Chaotically/model_sft_resta is a 1.5 billion parameter language model developed by Chaotically. It was created using the Task Arithmetic merge method, which combines the weights of multiple pre-trained models to achieve specific characteristics.

Merge Details

This model is a composite, built upon base_safe_temp as its foundational model. It integrates two distinct models:

  • sft_model_temp: Incorporated with a weight of 1.0.
  • harmful_model_temp: Incorporated with a weight of -1.0.

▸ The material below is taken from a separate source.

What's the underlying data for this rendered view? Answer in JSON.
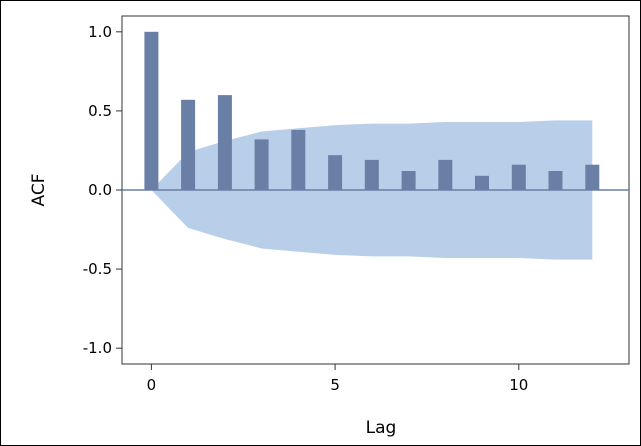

This specific weighting suggests an intentional design to either enhance or mitigate certain behaviors or capabilities derived from the sft_model_temp and harmful_model_temp components, relative to the base_safe_temp.

Key Characteristics

  • Architecture: Merged model based on an unspecified base, likely a transformer architecture given its LLM nature.
  • Parameter Count: 1.5 billion parameters, making it suitable for applications requiring a balance between performance and computational efficiency.
  • Context Length: Supports a context window of 32768 tokens, allowing for processing and generating longer sequences of text.

Potential Use Cases

Given its unique merge configuration, model_sft_resta could be explored for applications where fine-grained control over model behavior, potentially related to safety or specific content generation, is desired. Developers might find it useful for tasks requiring a model with characteristics derived from the specific combination of its merged components.